I spent part of my week off doing one of the tasks that used to be fun when I was young and flexible but has become a reminder of how old I am: cleaning out the car.
It was a gorgeous day and I tied into the car, armed with the vacuum and Armor All. Three hours later, I was finished and done in for the day. The next day, I was moving like an old man.
It wasn’t always that way.
I recall spending many Saturday and Sunday afternoons helping my brothers clean the family car, then help with their detailing when they got their own wheels. Back in those days in a small town there was little to do, so the time went quickly.
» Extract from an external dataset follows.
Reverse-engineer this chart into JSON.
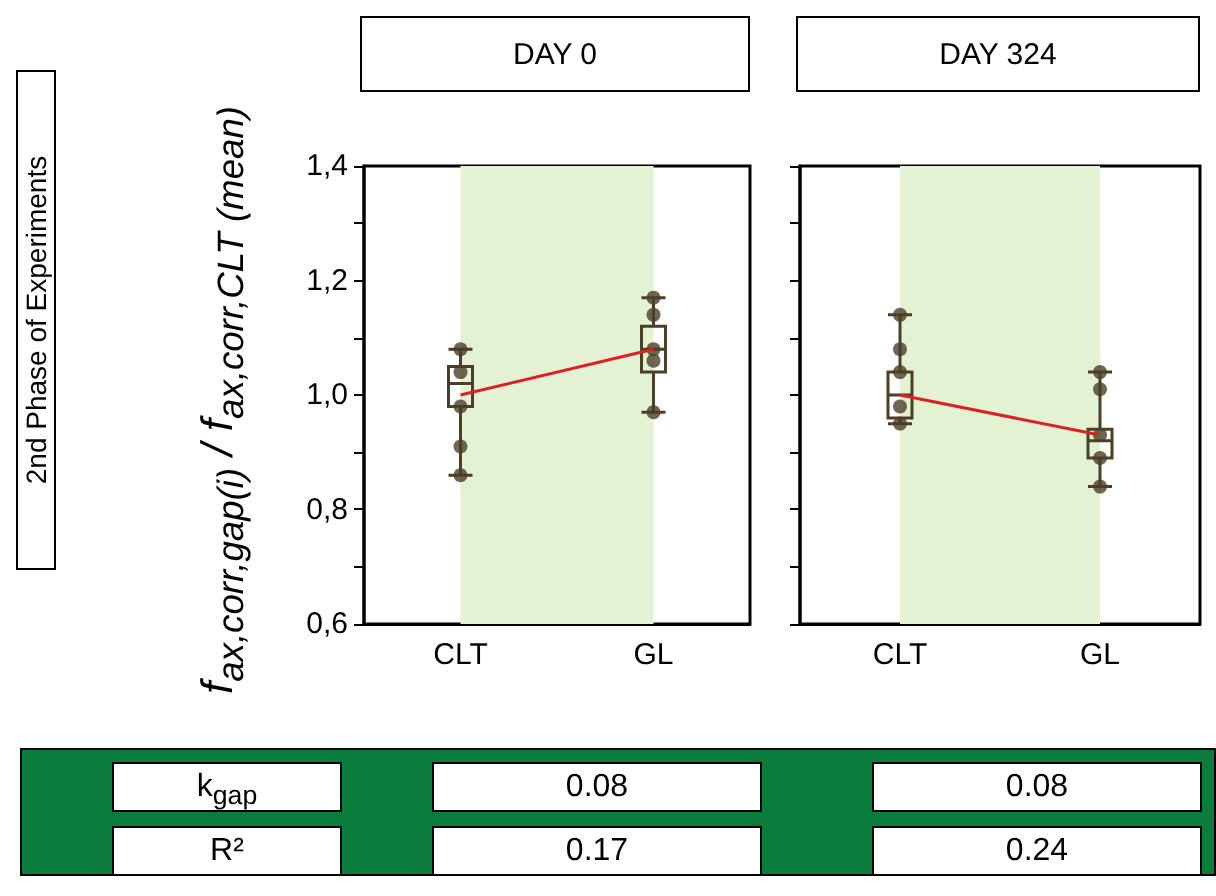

I still smell the pine tree air fresheners and feel the smooth surfaces after waxing the car or using Armor All on the tires or interior.
I learned from my brothers and their friends that the ladies liked guys with shiny, pine scented cars.
Armed with all of this car cleaning knowledge, and after getting my driver’s license, I mustered up the courage to ask my father, the Chief, if I could use the car to take a girl to dinner and a movie in the neighboring town.
Surprisingly, the Chief agreed to my request, with one string attached — I had to clean the car. When I was driving, the family car was a burgundy 1966 Chevelle station wagon. Being a mechanic’s car, it had some issues — like no gas pedal. “Just put your foot on the tab the pedal would be attached to,” the Chief said, adding “it’s no big deal, but if you can’t drive without it, I suppose I could fix it.”
I knew better than to fall into THAT trap. The last thing a mechanic wants to do after working on cars all day long is to work on his own, without his tools. I decided the cure would be worse than the problem, besides I have big feet, so I would just fake it.
I commenced with the cleaning of the family car, starting with the driver’s side. I removed enough sand and gravel to find the two bolts that the bottom of the pedal attached to and I was able to snap the pedal back into place.
The rest of the archaeological dig went well that afternoon, and I even buffed some of the oxidized paint off of the hood. The car was clean, inside and out and I even found and cleaned the floormats that should have been used to keep that glacier’s worth of rock from dislodging the gas pedal.
After passing muster, I did the second most difficult thing — I called the girl for a date. She said yes and was polite enough not to make fun of the fact that I was driving a 10-year-old station wagon.
I later learned from the Chief that he hated the day his sons were able to buy their first car. Not because it meant extra hours working on them for free, he wanted his sons to be safe, but because it meant that he no longer had someone to wash, wax and clean his car.
There’s another thing I now understand about my father.